Stale doxygen comment. Could you document LIBETC?

1409 ↗(On Diff #140701)

Typo, Copute -> Compute

test/Transforms/LoopReroll/basic.ll
86 ↗(On Diff #140701)

I think we should also check the instruction producing %0, which should truncate %indvar in this and other changed tests.

javed.absar added inline comments.Apr 24 2018, 9:30 AM
lib/Transforms/Scalar/LoopRerollPass.cpp
1415 ↗(On Diff #140701)

Should probably use dyn_cast if we cant be 100% it will be SCEVAddRecExpr.

1618 ↗(On Diff #140701)

Can LIBETC be renamed to something more meaningful.
Is LIBETC = Loop ??? back edge taken count?

I am probably missing something, but maybe we could avoid the overflow by doing the re-writing of the induction variables/exit conditions closer to the original range for the induction variables?

The fundamental problem is that the rerolled loop could have a trip count that doesn't fit into a single register, even if the original loop's trip count does fit (e.g. on a 32-bit target, the original loop has a trip count 2^31, we reroll by a factor of four, and the new loop has a trip count of 2^33). So handling overflow correctly in general requires some extra code in the rerolled loop.

In some cases, we could probably prove the trip count can't actually overflow. And in the cases where it could overflow, there are a few ways to handle it: we could emit an induction variable with an illegal type, or we could emit a nested loop. I'm not sure what the best approach is.

lib/Transforms/Scalar/LoopRerollPass.cpp
1415 ↗(On Diff #140701)

It will always be a SCEVAddRecExpr; we check earlier. (This is a fundamental part of proving that the rerolled loop is equivalent to the original loop.)

fhahn added a comment.Apr 24 2018, 2:04 PM

I am probably missing something, but maybe we could avoid the overflow by doing the re-writing of the induction variables/exit conditions closer to the original range for the induction variables?

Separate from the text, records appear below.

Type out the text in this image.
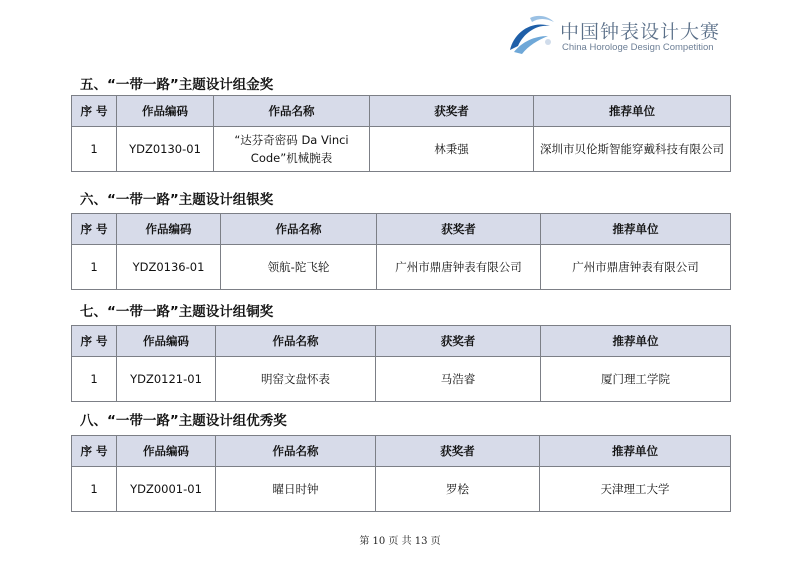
中国钟表设计大赛
China Horologe Design Competition
五、“一带一路”主题设计组金奖
序 号	作品编码	作品名称	获奖者	推荐单位
1	YDZ0130-01	“达芬奇密码 Da Vinci
Code”机械腕表	林秉强	深圳市贝伦斯智能穿戴科技有限公司
六、“一带一路”主题设计组银奖
序 号	作品编码	作品名称	获奖者	推荐单位
1	YDZ0136-01	领航-陀飞轮	广州市鼎唐钟表有限公司	广州市鼎唐钟表有限公司
七、“一带一路”主题设计组铜奖
序 号	作品编码	作品名称	获奖者	推荐单位
1	YDZ0121-01	明窑文盘怀表	马浩睿	厦门理工学院
八、“一带一路”主题设计组优秀奖
序 号	作品编码	作品名称	获奖者	推荐单位
1	YDZ0001-01	曜日时钟	罗桧	天津理工大学
第 10 页 共 13 页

The fundamental problem is that the rerolled loop could have a trip count that doesn't fit into a single register, even if the original loop's trip count does fit (e.g. on a 32-bit target, the original loop has a trip count 2^31, we reroll by a factor of four, and the new loop has a trip count of 2^33). So handling overflow correctly in general requires some extra code in the rerolled loop.

Ah okay. After a very brief look I thought we only support loops like for ( i = start; i < end; i += scale) for which trip count should be something like (end - start) / scale and the original i should fit into (start, end]. In that case, the induction variable in the re-rolled loop could fit into (start, end] too.

efriedma updated this revision to Diff 144259.Apr 26 2018, 6:44 PM

Address review comments

fhahn accepted this revision.Apr 30 2018, 1:36 AM

Thanks Eli, LGTM. As you said, I think the patch does not make things worse with respect to the FIXME you added and nicely simplifies the induction variable rewriting. It is probably best to wait a few days with committing though, in case James or @hfinkel have any additional thoughts.

This revision is now accepted and ready to land.Apr 30 2018, 1:36 AM
This revision was automatically updated to reflect the committed changes.